Across the nation scientists are detecting low concentrations of pharmaceuticals in lakes, streams, drinking water sources and in soils irrigated with reclaimed water, according to the United State Geological Service and the US Environmental Protection Agency (EPA).

Over 80% of waterways tested in the US show traces of common medications such as acetaminophen, hormones, blood pressure medicine, codeine, and antibiotics, according to the EPA.

A team of national Associated Press (AP) investigators recently released a report on pharmaceuticals in the water. Widespread coverage of the report is drawing public, state and federal attention to the issue. The disconcerting news is raising questions, concerns and solutions.

While some hospitals have Best Management Practices in place, others are looking for strategies to address the potential environmental and health impacts of disposed pharmaceuticals.

Little is certain about the potential health effects pharmaceuticals and their mixtures may have on human and aquatic life and the environment, including drinking water sources. Although, reported concerns to humans include antibiotic resistance and hormone disruption.

Hospital waste is particularly laden with both germs and antibiotics. In wastewater samples taken from sites near hospitals in Europe and the US, scientists linked disposed pharmaceuticals to virulent antibiotic-resistant germs and genetic mutations that may promote cancers, according to scientific studies reviewed by the AP.

Pharmaceuticals enter the sewer system through excretion of un-metabolized medicines and disposal of medicines down the drain. Unfortunately, wastewater treatment plants currently cannot remove medicine from wastewater.

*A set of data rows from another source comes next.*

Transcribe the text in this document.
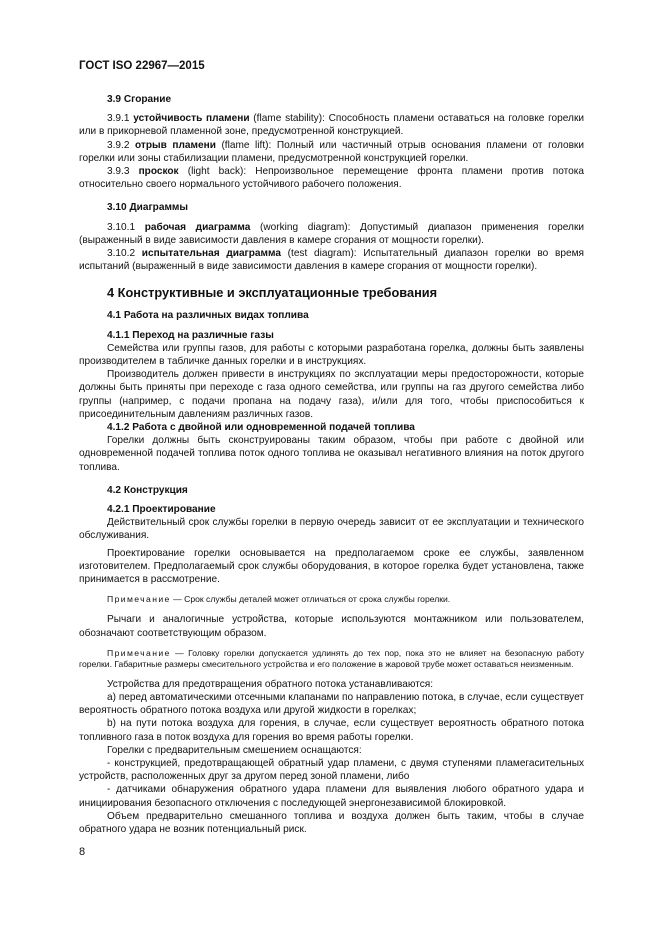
ГОСТ ISO 22967—2015

3.9 Сгорание

3.9.1 устойчивость пламени (flame stability): Способность пламени оставаться на головке горелки или в прикорневой пламенной зоне, предусмотренной конструкцией.

3.9.2 отрыв пламени (flame lift): Полный или частичный отрыв основания пламени от головки горелки или зоны стабилизации пламени, предусмотренной конструкцией горелки.

3.9.3 проскок (light back): Непроизвольное перемещение фронта пламени против потока относительно своего нормального устойчивого рабочего положения.

3.10 Диаграммы

3.10.1 рабочая диаграмма (working diagram): Допустимый диапазон применения горелки (выраженный в виде зависимости давления в камере сгорания от мощности горелки).

3.10.2 испытательная диаграмма (test diagram): Испытательный диапазон горелки во время испытаний (выраженный в виде зависимости давления в камере сгорания от мощности горелки).

4 Конструктивные и эксплуатационные требования

4.1 Работа на различных видах топлива

4.1.1 Переход на различные газы

Семейства или группы газов, для работы с которыми разработана горелка, должны быть заявлены производителем в табличке данных горелки и в инструкциях.

Производитель должен привести в инструкциях по эксплуатации меры предосторожности, которые должны быть приняты при переходе с газа одного семейства, или группы на газ другого семейства либо группы (например, с подачи пропана на подачу газа), и/или для того, чтобы приспособиться к присоединительным давлениям различных газов.

4.1.2 Работа с двойной или одновременной подачей топлива

Горелки должны быть сконструированы таким образом, чтобы при работе с двойной или одновременной подачей топлива поток одного топлива не оказывал негативного влияния на поток другого топлива.

4.2 Конструкция

4.2.1 Проектирование

Действительный срок службы горелки в первую очередь зависит от ее эксплуатации и технического обслуживания.

Проектирование горелки основывается на предполагаемом сроке ее службы, заявленном изготовителем. Предполагаемый срок службы оборудования, в которое горелка будет установлена, также принимается в рассмотрение.

Примечание — Срок службы деталей может отличаться от срока службы горелки.

Рычаги и аналогичные устройства, которые используются монтажником или пользователем, обозначают соответствующим образом.

Примечание — Головку горелки допускается удлинять до тех пор, пока это не влияет на безопасную работу горелки. Габаритные размеры смесительного устройства и его положение в жаровой трубе может оставаться неизменным.

Устройства для предотвращения обратного потока устанавливаются:

a) перед автоматическими отсечными клапанами по направлению потока, в случае, если существует вероятность обратного потока воздуха или другой жидкости в горелках;

b) на пути потока воздуха для горения, в случае, если существует вероятность обратного потока топливного газа в поток воздуха для горения во время работы горелки.

Горелки с предварительным смешением оснащаются:

- конструкцией, предотвращающей обратный удар пламени, с двумя ступенями пламегасительных устройств, расположенных друг за другом перед зоной пламени, либо

- датчиками обнаружения обратного удара пламени для выявления любого обратного удара и инициирования безопасного отключения с последующей энергонезависимой блокировкой.

Объем предварительно смешанного топлива и воздуха должен быть таким, чтобы в случае обратного удара не возник потенциальный риск.

8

Several decades ago, institutionally generated drug waste was routinely throw in the trash and burned in hospital or city incinerators. That practice ended with the national campaign against air pollution. In recent years healthcare facilities have preferred drain over dumpster disposal, because it is the least expensive way to ensure that a drug is destroyed.

One healthcare facility that oversees five hospitals in Oregon is working to optimize its method of handling pharmaceuticals, due to environmental concerns about the water. With the help of a private consulting company progress is underway.